Sementara untuk tingkat lokal, kegiatan Pekan Persatuan Islam di Iran diwarnai dengan peringatan Maulid Nabi bersama. Kedua komunitas muslim Sunni dan Syiah saling mengunjungi satu sama lain. Untuk di lingkungan kampus atau lembaga pendidikan, Pekan Persatuan Islam diisi dengan kegiatan lomba menulis ilmiah mengenai persatuan Islam serta menggelar seminar-seminar dengan menghadirkan narasumber dari Sunni dan Syiah.
Dengan situasi pandemi dalam dua tahun terakhir ini, penyelenggaraan Konferensi Persatuan Islam digelar dalam bentuk fisik untuk peserta dalam Iran dan secara virtual untuk peserta luar Iran. Tahun ini, Konferensi Internasional Persatuan Islam terselenggara untuk ke-35 kalinya dengan mengusung tema “Perdamaian dan Menghindari Konflik di Dunia Islam”.

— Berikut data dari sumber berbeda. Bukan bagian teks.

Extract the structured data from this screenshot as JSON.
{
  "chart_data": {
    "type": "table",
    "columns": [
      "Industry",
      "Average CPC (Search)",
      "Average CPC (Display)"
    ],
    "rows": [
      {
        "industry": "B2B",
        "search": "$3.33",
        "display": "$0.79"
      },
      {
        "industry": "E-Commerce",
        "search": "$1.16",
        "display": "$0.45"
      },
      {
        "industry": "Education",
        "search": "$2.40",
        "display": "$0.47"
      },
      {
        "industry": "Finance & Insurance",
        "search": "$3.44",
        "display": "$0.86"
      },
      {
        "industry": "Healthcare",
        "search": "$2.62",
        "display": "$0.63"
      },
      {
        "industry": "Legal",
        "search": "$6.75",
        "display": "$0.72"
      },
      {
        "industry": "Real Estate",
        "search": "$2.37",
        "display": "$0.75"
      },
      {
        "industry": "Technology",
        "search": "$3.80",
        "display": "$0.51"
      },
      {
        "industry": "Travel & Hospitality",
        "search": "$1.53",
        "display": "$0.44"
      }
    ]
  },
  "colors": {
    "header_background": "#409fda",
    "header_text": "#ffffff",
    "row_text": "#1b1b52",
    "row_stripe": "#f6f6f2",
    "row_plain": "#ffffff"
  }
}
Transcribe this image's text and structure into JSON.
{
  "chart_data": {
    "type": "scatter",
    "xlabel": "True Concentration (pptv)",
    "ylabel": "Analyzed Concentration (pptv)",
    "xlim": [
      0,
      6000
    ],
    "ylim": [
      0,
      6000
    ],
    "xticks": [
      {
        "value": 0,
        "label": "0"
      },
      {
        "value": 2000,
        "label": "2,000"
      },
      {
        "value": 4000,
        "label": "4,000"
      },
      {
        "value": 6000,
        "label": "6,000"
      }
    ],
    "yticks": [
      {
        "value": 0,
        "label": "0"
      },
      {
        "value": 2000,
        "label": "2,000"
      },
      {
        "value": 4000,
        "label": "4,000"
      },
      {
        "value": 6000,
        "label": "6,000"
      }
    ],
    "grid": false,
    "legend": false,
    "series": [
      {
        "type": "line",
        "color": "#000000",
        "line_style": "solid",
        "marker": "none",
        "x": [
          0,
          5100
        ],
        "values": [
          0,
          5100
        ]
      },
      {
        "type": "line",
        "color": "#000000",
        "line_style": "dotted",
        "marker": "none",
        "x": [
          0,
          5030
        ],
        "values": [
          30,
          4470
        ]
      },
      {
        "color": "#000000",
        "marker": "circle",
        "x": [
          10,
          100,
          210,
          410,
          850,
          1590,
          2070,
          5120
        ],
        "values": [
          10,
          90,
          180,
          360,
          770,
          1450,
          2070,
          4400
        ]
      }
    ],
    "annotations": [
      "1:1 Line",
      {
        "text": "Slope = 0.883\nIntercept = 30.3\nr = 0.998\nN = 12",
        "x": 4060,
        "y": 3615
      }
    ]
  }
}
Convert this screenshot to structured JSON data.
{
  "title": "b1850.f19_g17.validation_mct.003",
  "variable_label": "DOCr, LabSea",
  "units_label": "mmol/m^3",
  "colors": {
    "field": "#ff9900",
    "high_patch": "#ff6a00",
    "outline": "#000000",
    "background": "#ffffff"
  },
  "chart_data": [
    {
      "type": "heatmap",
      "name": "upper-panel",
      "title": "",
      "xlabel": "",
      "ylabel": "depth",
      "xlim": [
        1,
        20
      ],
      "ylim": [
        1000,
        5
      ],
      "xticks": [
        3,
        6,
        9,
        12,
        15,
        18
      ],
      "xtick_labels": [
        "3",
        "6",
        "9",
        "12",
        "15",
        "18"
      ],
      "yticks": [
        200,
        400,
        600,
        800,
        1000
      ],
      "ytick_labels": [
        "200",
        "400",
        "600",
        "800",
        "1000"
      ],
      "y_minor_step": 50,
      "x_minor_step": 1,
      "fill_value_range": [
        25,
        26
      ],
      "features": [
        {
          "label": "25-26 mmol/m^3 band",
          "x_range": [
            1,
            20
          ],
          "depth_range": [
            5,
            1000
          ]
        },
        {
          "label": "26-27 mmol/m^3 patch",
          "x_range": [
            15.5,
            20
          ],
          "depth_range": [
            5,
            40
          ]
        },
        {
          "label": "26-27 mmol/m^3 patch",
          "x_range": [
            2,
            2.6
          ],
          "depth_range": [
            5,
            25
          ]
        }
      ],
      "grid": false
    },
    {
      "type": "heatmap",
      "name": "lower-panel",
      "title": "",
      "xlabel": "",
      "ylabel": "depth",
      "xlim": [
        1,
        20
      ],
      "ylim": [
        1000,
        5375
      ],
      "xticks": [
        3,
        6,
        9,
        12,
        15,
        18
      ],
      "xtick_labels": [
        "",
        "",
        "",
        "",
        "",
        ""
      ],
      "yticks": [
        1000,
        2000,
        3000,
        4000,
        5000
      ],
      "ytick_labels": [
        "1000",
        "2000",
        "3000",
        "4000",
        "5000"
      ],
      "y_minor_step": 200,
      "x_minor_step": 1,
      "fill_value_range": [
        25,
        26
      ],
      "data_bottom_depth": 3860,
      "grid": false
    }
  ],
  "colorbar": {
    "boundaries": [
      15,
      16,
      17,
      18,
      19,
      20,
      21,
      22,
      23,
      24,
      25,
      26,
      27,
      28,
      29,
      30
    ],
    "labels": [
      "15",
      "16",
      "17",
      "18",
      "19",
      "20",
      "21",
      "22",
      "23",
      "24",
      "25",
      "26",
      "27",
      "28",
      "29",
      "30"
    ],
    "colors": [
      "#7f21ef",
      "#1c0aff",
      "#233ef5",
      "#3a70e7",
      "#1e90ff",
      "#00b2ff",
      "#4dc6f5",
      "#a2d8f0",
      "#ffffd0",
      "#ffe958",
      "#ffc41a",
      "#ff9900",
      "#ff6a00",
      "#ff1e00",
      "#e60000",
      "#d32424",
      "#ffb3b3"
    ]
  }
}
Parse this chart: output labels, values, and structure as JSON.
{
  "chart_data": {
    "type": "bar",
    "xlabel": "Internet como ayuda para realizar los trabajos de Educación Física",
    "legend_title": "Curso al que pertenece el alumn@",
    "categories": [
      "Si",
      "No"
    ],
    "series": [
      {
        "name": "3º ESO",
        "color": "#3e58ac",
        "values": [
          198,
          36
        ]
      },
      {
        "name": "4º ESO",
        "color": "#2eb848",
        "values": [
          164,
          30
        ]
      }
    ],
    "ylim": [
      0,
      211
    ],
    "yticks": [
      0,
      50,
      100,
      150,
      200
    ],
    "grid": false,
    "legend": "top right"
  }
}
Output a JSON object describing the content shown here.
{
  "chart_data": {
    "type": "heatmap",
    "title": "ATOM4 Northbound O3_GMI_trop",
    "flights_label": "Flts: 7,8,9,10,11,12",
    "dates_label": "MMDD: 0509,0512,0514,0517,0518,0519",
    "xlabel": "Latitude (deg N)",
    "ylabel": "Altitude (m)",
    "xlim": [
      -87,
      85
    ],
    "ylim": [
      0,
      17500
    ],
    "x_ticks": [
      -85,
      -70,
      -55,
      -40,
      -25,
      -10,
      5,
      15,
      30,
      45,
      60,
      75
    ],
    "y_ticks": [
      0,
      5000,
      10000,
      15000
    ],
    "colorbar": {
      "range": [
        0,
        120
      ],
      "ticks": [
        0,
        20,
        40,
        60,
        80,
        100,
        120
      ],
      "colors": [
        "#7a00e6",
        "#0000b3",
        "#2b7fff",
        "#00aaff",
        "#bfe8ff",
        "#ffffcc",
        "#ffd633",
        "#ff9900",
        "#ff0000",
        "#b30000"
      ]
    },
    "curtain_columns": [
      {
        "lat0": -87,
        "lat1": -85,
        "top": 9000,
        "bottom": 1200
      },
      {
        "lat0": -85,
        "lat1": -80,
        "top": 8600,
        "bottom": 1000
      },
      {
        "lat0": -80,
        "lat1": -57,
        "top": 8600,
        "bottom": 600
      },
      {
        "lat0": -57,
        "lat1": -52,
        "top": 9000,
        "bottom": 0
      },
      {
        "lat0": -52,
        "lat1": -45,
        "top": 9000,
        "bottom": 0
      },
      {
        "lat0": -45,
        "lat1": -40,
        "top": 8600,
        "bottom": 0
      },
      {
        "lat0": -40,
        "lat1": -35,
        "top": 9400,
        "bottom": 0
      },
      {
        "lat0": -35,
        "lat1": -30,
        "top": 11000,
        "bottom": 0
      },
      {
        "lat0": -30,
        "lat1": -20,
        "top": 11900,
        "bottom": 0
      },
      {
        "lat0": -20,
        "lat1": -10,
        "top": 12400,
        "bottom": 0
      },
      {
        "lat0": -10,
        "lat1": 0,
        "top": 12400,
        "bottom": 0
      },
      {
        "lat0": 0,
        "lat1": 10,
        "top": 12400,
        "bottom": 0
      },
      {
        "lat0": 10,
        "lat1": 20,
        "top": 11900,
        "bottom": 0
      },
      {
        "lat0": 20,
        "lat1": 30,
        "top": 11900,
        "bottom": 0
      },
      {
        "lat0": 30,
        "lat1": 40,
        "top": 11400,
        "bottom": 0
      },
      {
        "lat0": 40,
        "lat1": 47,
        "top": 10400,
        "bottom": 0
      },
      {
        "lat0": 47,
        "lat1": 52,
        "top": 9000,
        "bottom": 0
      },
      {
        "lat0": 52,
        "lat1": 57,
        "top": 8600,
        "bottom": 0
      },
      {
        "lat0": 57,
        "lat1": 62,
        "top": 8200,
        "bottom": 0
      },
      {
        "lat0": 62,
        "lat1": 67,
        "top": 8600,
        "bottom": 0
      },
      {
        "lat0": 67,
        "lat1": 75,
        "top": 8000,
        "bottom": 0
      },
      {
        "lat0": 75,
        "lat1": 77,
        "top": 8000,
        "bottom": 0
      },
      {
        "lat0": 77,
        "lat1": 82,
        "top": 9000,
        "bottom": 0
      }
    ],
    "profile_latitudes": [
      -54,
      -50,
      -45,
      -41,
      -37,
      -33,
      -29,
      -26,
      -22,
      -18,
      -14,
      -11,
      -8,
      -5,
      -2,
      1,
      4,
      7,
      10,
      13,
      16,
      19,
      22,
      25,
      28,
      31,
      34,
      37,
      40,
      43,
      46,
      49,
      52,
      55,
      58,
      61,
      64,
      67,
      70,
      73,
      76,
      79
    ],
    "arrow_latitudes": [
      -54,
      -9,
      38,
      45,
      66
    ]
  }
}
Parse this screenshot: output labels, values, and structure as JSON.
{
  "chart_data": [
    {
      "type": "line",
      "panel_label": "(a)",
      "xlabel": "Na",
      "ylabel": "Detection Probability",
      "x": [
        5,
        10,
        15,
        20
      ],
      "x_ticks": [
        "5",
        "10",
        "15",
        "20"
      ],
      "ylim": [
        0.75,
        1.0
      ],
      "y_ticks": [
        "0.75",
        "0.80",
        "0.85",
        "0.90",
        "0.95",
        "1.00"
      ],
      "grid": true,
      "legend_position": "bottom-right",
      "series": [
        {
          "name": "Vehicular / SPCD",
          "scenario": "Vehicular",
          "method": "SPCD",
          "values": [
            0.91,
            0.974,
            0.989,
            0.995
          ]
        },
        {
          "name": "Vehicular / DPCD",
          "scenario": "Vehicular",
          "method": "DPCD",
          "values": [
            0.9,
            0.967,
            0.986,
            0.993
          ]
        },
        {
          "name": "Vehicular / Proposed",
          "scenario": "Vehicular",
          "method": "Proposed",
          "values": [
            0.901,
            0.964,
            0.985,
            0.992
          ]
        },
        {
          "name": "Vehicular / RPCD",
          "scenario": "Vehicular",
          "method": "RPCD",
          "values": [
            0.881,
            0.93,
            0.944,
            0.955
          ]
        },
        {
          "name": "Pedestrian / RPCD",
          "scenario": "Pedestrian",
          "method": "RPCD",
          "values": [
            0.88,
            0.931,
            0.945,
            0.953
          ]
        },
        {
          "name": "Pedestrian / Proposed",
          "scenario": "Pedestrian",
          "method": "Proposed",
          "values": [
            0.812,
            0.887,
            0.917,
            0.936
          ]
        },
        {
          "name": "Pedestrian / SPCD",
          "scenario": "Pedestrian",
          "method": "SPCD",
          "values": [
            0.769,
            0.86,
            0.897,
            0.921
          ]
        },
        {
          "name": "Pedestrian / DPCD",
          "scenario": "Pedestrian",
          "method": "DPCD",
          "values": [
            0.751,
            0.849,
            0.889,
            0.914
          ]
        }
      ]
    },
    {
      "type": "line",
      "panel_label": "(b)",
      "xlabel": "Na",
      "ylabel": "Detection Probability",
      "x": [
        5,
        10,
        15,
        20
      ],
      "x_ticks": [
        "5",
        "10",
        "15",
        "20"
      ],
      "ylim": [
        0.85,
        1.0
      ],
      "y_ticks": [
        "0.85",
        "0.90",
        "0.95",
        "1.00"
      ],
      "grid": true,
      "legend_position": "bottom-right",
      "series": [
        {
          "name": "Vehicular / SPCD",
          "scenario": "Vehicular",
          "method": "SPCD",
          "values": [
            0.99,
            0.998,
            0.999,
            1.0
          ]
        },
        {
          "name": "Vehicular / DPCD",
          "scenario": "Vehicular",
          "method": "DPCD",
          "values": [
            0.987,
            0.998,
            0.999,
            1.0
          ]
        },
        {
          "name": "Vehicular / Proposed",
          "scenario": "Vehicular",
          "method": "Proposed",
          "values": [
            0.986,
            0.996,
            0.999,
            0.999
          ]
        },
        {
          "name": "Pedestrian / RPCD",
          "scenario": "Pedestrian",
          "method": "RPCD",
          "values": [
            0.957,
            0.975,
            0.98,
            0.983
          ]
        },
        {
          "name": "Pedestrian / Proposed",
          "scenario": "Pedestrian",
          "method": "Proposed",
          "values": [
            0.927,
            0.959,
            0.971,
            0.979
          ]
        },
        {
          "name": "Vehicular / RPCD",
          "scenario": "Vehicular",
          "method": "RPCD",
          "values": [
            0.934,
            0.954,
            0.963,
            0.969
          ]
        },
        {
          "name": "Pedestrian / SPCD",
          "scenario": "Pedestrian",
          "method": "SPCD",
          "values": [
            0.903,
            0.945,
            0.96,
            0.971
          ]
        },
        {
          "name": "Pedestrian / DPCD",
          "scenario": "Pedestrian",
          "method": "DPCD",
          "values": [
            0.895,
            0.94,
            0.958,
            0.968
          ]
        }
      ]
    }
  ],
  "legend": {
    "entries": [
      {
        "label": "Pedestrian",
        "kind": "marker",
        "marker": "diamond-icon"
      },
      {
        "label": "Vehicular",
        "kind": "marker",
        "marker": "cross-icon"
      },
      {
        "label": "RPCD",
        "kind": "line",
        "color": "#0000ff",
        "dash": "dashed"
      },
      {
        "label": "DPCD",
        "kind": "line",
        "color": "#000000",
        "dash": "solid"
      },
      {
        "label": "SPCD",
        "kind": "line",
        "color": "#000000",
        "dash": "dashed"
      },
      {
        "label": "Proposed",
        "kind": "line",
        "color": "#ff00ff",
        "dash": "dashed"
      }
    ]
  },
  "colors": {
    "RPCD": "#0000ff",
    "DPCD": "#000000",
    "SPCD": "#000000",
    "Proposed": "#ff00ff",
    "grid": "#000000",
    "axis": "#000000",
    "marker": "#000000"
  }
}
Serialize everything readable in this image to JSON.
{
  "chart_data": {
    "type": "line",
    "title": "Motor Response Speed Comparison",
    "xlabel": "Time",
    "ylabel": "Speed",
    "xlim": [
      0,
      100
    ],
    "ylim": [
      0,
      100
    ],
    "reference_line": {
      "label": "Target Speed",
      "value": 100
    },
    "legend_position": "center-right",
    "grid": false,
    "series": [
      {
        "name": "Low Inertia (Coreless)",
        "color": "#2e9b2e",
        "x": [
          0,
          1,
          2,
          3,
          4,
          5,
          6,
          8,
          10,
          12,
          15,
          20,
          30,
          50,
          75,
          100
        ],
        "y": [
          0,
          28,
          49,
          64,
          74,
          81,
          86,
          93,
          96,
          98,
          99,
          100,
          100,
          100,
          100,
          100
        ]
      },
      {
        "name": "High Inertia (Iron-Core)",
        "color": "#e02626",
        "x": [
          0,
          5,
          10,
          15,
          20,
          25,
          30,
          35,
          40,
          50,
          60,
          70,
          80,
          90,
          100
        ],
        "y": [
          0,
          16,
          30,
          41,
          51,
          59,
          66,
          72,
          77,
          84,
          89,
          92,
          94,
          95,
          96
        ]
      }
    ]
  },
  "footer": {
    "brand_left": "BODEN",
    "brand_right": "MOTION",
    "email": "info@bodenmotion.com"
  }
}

Meski terselenggara tidak sepenuhnya tatap muka langsung sebagaimana tahun-tahun sebelumnya, namun penyelenggaraan konferensi Pekan Persatuan Islam yang dihadiri 39 negara ini tetap tidak kurang khidmatnya. Umat Islam Sunni dan Syiah di seluruh dunia sepakat bahwa persatuan Islam adalah komponen utama dalam membangun peradaban dunia yang Islami.
Pemerintah Iran menyadari, bahwa Maulid Nabi harus jadi momen persatuan umat Islam, sebab apapun mazhabnya, semua berporos pada kesaksian Muhammad saw adalah Nabi dan Rasulullah dan kelahirannya adalah kegembiraan buat semua muslim, apapun mazhabnya.